Earnscleugh / Alexandra
ShareAt the other end of the Alexandra Basin is our largest vineyard, our home farm (H.Q.) and our Private Paddock Club House. We grow Pinot and Riesling here and we have orchards, organic vegetables, lavender, cows, pigs, duck, chickens, sheep...
This lovely, sheltered and warm site in the Earnscleugh Valley was purchased in 2000. Formerly a small farm, and a Crop + Food Research Station, it is now primarily a vineyard and our main vineyard at that. Now some 60 hectares in all (perhaps 130 acres), 5.56 hectares are under grape, mostly Pinot Noir. But we also grow cherries, nectarines, saffron, lavender, truffles vegetables, sheep, cumquats, walnuts, olives and chickens (for eggs only) and so on. A bounteous little farm.
At Red Bank (H.Q.) we have our office and our beautiful Private Paddock Club House. We have Club House tours for wine club members by prior appointment - this includes a guided tour of the organic farm and vineyard, access to The Club House and our NZ art collection plus a taste of three wines.
For the statistically minded – the Pinot here was planted in 2000 and 2001, and the clones are 115, 10/5, 667, 777 and 114 dominated by 115 and 667. Rootstocks include 3309, 3366, 101.14 and Shwarzmann. They are closely planted at 5500 vines / ha, 1.8m rows, 1m vine spacing and one block 1.5m rows and 1.2m vine spacing.
We also grow our Riesling here (198, and “Felton Road” clone). Generally speaking, the soils are river deposited gravelly loams with the exception of a clay seam in the southern corner which consists of 20 million year old sediments from Lake Manuherikia
A word of caution – the lavender oil produced at Red Bank Farm, if worn, will enliven your day, promotes healing of wounds and helps sleep, repels mosquitos but also makes you curiously irresistible to the opposite sex. YOU HAVE BEEN WARNED!
We are now fully back into our organic programme. Philosophically we are not at all keen about agrichemicals and the rather regrettable industrial aspect of wine production we see elsewhere. Admittedly we are rather fortunate in some ways in that the Central Otago is well favoured towards organics -- the low humidity for instance means we are seldom challenged by fungi in the way some other regions might be. But we are, without being wild-eyed about all this, believers in a natural and healthy environment for our vines, for our staff and for you, the imbibing client. Soil health is essential as well.

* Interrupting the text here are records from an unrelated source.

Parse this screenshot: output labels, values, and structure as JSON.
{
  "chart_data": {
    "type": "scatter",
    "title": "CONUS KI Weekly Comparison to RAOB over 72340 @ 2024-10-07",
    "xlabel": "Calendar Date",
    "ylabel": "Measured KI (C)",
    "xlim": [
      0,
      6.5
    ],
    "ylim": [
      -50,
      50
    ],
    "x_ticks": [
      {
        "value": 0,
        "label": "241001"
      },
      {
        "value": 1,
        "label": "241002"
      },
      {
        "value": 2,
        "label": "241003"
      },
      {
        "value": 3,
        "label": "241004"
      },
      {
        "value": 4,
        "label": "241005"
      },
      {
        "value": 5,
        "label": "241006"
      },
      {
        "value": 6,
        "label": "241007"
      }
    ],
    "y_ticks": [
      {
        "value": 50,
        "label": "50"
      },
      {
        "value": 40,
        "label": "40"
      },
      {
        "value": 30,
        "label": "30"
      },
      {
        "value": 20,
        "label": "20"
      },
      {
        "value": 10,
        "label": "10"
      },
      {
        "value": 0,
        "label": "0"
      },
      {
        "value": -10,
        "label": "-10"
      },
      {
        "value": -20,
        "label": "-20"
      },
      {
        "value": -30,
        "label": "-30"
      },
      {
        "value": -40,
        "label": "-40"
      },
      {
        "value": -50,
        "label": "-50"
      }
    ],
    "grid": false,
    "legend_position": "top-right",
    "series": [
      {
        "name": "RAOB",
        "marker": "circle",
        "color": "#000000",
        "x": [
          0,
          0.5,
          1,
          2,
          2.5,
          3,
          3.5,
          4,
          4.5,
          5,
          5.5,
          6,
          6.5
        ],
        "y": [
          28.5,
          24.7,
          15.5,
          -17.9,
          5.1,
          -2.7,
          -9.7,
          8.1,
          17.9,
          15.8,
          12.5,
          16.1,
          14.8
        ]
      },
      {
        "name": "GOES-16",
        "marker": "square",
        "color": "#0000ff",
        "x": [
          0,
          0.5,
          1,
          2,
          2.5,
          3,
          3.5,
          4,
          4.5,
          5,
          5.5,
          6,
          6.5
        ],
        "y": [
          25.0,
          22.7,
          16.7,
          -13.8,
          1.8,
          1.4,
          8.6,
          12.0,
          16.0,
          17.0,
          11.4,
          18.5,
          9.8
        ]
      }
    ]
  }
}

This is an ongoing process -- we have in the past been certified organic, but we gave up our certification for a short time while we addressed weed problems in establishing new vineyards. Having crossed those bridges, we have, since 2013, been fully back into organics again and will be fully under the BioGro programme from 2017 vintage onwards.
So, while it's now considerably more work and investment to produce Two Paddocks wine, we think it worthwhile. Of course it's necessary to consider when you buy a good bottle of organically produced wine, that the bottle you are holding will have cost considerably more to produce than its conventionally farmed counterpart. Organics are by necessity labour intensive. It therefore should be no surprise that the wine will cost a little more.
On the subject of cost -- let's address the question of why a good bottle of Pinot costs somewhat more than some other reds. To paraphrase our friend Nigel Greening once more -- anything these days can be made on the cheap. That doesn't mean it will be any good. Pinot is more demanding of hard work than any other wine. A lot more hard work has gone into that bottle than its neighbour, the one made by machines in the vineyard. A good Pinot vine is by definition and by design the lowest yielding vine of all -- to produce the optimum ripe fruit, alive with profound fruit flavours balanced with smooth tannins and lively acids, it is regrettably necessary to drop more fruit on the ground as the season progresses than any sane man would consider sensible. The vine needs more attention by hand than you can credit -- at least fourteen visits a year each vine, pruning, shoot thinning, leaf plucking and so on. The list goes on. It is not a sane person's business -- Pinot. This is why we Pinot producers look at one another with empathy, sympathy, admiration and utter disbelief. What courage, what foolhardiness, what a nerve, what genius.